Das Bundesverwaltungsgericht hat durch den Richter Mag. Karl SATTLER als Einzelrichter über die Beschwerde des XXXX , XXXX , XXXX Wien, vertreten durch den Rechtsanwalt Dr. Herbert LAIMBÖCK, gegen den Bescheid der Sozialversicherungsanstalt der gewerblichen Wirtschaft vom 16.01.2019, VSNR: XXXX , zu Recht erkannt:
A)
Die Beschwerde wird gemäß § 28 Abs. 1 und 2 VwGVG als unbegründet abgewiesen.
B)
Die Revision ist gemäß Art. 133 Abs. 4 B-VG nicht zulässig.
Text
ENTSCHEIDUNGSGRÜNDE:
I. Verfahrensgang:
1. Mit Bescheid vom 16.01.2019, VSNR: XXXX , hat die Sozialversicherungsanstalt der gewerblichen Wirtschaft (im Folgenden: SVA) gemäß § 410 ASVG iVm § 194 GSVG über Antrag festgestellt, dass XXXX (im Folgenden: Beschwerdeführer)
* zum 06.11.2017 verpflichtet war, einen Betrag iHv € 2.246,47 an rückständigen Sozialversicherungsbeiträgen für den Zeitraum 08/1982 bis 04/1983 sowie Verzugszinsen iHv € 6.743,17 und Nebengebühren iHv € 132,81 - Gesamtrückstand daher € 9.122,45 - zu zahlen.

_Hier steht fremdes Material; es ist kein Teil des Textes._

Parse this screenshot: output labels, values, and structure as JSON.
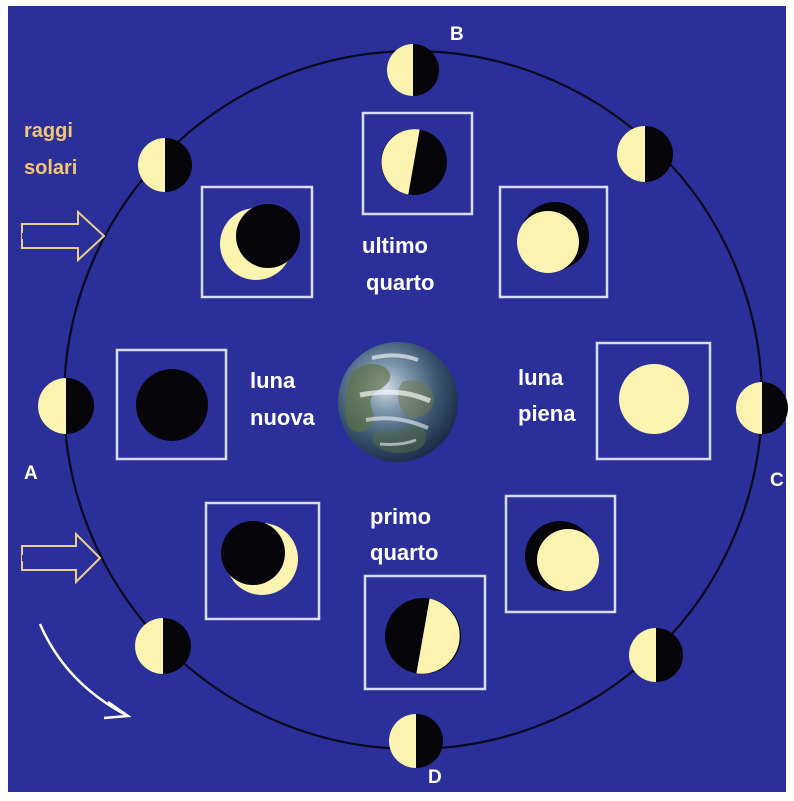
{
  "colors": {
    "background": "#2b2f9a",
    "orbit": "#0a0a1e",
    "lit": "#fbf3b0",
    "dark": "#05050a",
    "box": "#d8dcf6",
    "sun_text": "#f2c870",
    "text": "#ffffff",
    "arrow_outline": "#e8cf8e",
    "arrow_fill": "#2b2f9a"
  },
  "labels": {
    "sun_rays": [
      "raggi",
      "solari"
    ],
    "new_moon": [
      "luna",
      "nuova"
    ],
    "full_moon": [
      "luna",
      "piena"
    ],
    "last_quarter": [
      "ultimo",
      "quarto"
    ],
    "first_quarter": [
      "primo",
      "quarto"
    ]
  },
  "points": {
    "a": "A",
    "b": "B",
    "c": "C",
    "d": "D"
  },
  "icons": {
    "earth": "earth-globe-icon",
    "sun_arrow": "double-line-arrow-icon",
    "direction_arrow": "curved-arrow-icon"
  }
}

* daher (unter Berücksichtigung der Zahlungen 2018/2019) zum 16.01.2019 verpflichtet ist, einen Beitrag iHv € 2.246,47 an rückständigen Sozialversicherungsbeiträgen für den Zeitraum 08/1982 bis 04/1983 sowie Verzugszinsen iHv € 3.309,46 und Nebengebühren iHv € 317,72 - Gesamtrückstand daher € 5.873,65 - zu zahlen.
* sowie weitere Verzugszinsen in Höhe von 3,38% ab 17.01.2019 aus einem Kapital von € 2.246,47 zu bezahlen.
Begründend wurde zusammengefasst ausgeführt, dass der Beschwerdeführer von 19.01.1979 bis 30.04.1983 der Pflichtversicherung in der Pensions- und Krankenversicherung nach § 2 Abs. 1 Z 3 GSVG als geschäftsführender Gesellschafter der gewerbeberechtigten
XXXX GmbH (Gewerbeberechtigung lautend auf "Groß- und Kleinhandel mit Teppichen") unterlegen sei. Mit 01.05.1983 sei ein Nichtbetrieb vorgelegen. Zusätzlich sei der Beschwerdeführer in der Zeit vom 13.03.1979 bis 11.12.1979 Liquidator und Gesellschafter der gewerbeberechtigten XXXX GmbH gewesen. Die Pflichtversicherung habe mit 30.04.1983 geendet. Die Beitragsschulden seien innerhalb der gesetzlichen Frist festgestellt worden. Um die festgestellten Beitragsschulden einzufordern seien in regelmäßigen Abständen Einforderungsmaßnahmen gesetzt worden. Mit Beschluss vom 17.06.1987 sei eine Gehaltsexekution bewilligt worden. Wegen offener Beitragsrückstände seien wiederholt Fahrnisexekutionen bewilligt und (erfolglos) betrieben worden. Die festgestellten Beitragsschulden seien regelmäßig innerhalb der 2-Jahresfrist durch verjährungsunterbrechende bzw. -hemmende Maßnahmen, die der Hereinbringung der offenen Forderung dienen, eingefordert bzw. seien entsprechende Ermittlungsmaßnahmen gesetzt worden. Insbesondere sei auf die regelmäßigen Sondermahnungen und auf die bewilligte Gehaltsexekution aus 06/1987 (Geschäftszahl: XXXX ) zu verweisen, welche gemäß § 40 Abs. 2 GSVG - für die gesamte Dauer ihrer Wirksamkeit - verjährungsunterbrechend wirkt.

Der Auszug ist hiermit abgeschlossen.